Conservative Voters Abandoned
First Past the Post (FPTP) results in whole areas of the country becoming electoral deserts for the Conservative Party, where Conservative voters have to be represented by non-Tory MPs with no interest in their concerns.
As recently as 2005, the Conservative Party received more votes than the Labour Party in England but returned fewer MPs, and for decades Scottish Conservatives have been left with minuscule representation considering our support in Scotland.
For many years, in Labour-Liberal Democrat marginals Conservative supporters felt they had to back the Liberal Democrats to keep out Labour, making our support appear even lower.
Every vote for a losing Conservative candidate counts for nothing. Every vote for a winning Conservative MP giving a majority larger than a single vote counts for nothing. And yet in neighbouring constituencies these are votes could be used to support Conservatives who desperately need them.
If large areas of the country are electoral deserts for the Conservatives, members become fatigued, fatigued members are less likely to campaign for councillors, and the lack of councillors – often the most dedicated activists – means MPs don't get elected. Under STV in Scottish local elections, Conservatives are now competitive in wards where previously they stood no chance. They are winning and even bringing much needed skills to jointly run councils, saving tax payers from the worst excesses of tax-and-spend in local government.

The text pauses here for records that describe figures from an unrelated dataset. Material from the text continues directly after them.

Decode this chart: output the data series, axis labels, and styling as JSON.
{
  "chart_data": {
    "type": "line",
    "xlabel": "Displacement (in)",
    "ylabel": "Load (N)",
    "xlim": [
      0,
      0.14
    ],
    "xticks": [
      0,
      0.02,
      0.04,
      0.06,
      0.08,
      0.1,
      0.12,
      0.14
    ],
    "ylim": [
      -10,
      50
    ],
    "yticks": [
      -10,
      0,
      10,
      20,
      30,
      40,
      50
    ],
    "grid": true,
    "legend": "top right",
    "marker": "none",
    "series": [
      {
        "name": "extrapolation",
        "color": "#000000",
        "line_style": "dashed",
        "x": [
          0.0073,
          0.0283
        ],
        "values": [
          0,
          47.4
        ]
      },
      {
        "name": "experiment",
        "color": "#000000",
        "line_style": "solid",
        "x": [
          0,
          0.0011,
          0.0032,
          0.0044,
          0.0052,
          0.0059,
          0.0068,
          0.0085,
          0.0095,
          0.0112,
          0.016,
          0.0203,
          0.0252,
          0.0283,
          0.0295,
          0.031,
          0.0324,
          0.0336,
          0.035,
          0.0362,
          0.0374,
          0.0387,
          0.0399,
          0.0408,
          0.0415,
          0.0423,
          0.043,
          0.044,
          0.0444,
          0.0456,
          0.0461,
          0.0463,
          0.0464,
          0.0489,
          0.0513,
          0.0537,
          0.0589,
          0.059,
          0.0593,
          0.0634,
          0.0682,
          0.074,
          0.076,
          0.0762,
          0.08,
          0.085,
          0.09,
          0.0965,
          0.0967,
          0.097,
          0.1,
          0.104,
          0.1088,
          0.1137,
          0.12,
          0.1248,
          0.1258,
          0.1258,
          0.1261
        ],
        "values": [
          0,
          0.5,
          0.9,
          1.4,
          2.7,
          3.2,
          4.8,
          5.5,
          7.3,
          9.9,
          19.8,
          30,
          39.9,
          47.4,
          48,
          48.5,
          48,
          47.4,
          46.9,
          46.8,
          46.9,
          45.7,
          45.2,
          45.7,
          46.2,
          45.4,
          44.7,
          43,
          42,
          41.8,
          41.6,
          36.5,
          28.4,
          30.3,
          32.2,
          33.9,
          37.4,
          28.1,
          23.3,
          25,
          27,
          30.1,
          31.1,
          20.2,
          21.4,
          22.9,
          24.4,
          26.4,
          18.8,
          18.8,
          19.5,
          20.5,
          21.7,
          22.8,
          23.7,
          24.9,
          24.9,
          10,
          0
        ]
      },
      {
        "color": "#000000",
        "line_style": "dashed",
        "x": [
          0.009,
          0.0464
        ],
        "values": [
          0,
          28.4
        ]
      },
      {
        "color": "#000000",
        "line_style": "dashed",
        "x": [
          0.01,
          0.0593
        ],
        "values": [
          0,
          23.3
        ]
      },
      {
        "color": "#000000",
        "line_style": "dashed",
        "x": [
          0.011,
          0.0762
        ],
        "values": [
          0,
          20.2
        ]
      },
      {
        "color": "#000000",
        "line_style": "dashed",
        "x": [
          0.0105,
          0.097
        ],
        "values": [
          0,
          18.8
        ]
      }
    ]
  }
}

The present system has clearly broken down. The results produced are not fair to any party, nor to any section of the community. In many cases they do not secure majority representation, nor do they secure an intelligent representation of minorities. All they secure is fluke representation, freak representation, capricious representation.
Winston Churchill on First Past the Post
Representatives can get elected on tiny amounts of public support under First Past the Post. In 2005, for example, George Galloway polled the votes of only 18.4% of his constituents, yet ended up in the House of Commons. In 2015, eight MPs won on less than 35% of votes cast, and one (Dr Alasdair McDonnell, South Belfast, SDLP) broke the record for the lowest winning share of the vote in UK electoral history, with 24.5%. First Past the Post means candidates can win who don't represent the area at all. Only under First Past the Post can 24.5% of the vote translate into 100% of the political voice for an area. This is because our system works on a winner-takes-all basis, and the amount of votes you need to be a winner is only one more than next competitor, rather than an actual majority of the vote.
The dead hand of First Past the Post
FPTP severely restricts voter choice. We as a party are a coalition of many different viewpoints. If your local candidate has views with which you don't agree, First Past the Post doesn't give you a means of saying so at the ballot box. We need an electoral system that can react to changes in public opinion as effectively as the free market can adapt to changing economic circumstances.
Small constituencies also lead to a proliferation of safe seats, where the same party is all but guaranteed re-election at each election. This monopoly not only in effect disenfranchises a region's voters, but it leads to safe Conservative areas being ignored when it comes to framing policy.
Rather than trying to force Local Associations to adopt all women shortlists, under STV local associations may – if they so choose – field a gender-balanced slate of candidates and let the voters decide who is the best equipped for the job.
Destroying the Union
Whilst the UK was saved by the Scots' wise decision in their independence referendum, in terms of its electoral representation we live in a divided nation. For the first time, the parties with the largest number of seats in each of the four nations are all different: Conservatives in England, Labour in Wales, Scottish National Party in Scotland and Democratic Unionist Party in Northern Ireland. The SNP won 95% of Scottish seats on just half the vote. FPTP is creating artificial divides and crowding out unionist representation north of the border.
Within England there are also divides. In the South West of England, there is only one seat west of Bristol that we don't hold, yet metropolitan areas throughout England remain dominated by Labour. The electoral map of the UK suggests that we are a state of four separate and politically disparate nations, with each of our national parliamentary institutions now governed by different political parties.
Yet the way UK citizens vote shows political preferences are far more diverse within nations and regions than the results suggest. FPTP is exaggerating the political differences of the different regions and nations of the UK, forcing our family of nations apart. Whatever the future of the Union, an electoral system that exacerbates divisions rather than reflects consensus and difference as it truly exists is unacceptable in a democracy; an electoral postcode lottery does not serve voters well.
Wasting Tax Payer's Money
Without competition, we know that you get waste, so it's no surprise that non-competitive councils could be wasting a fortune.
A study undertaken by Cambridge University academic Mihály Fazekas – titled The Cost of One-Party Councils – looks at the savings in contracting between councils dominated by a single party (or with a significant number of uncontested seats), and more competitive councils.
It finds that ‘one-party councils’ could be missing out on savings of around £2.6bn when compared to their more competitive counterparts - most likely due to a lack of scrutiny.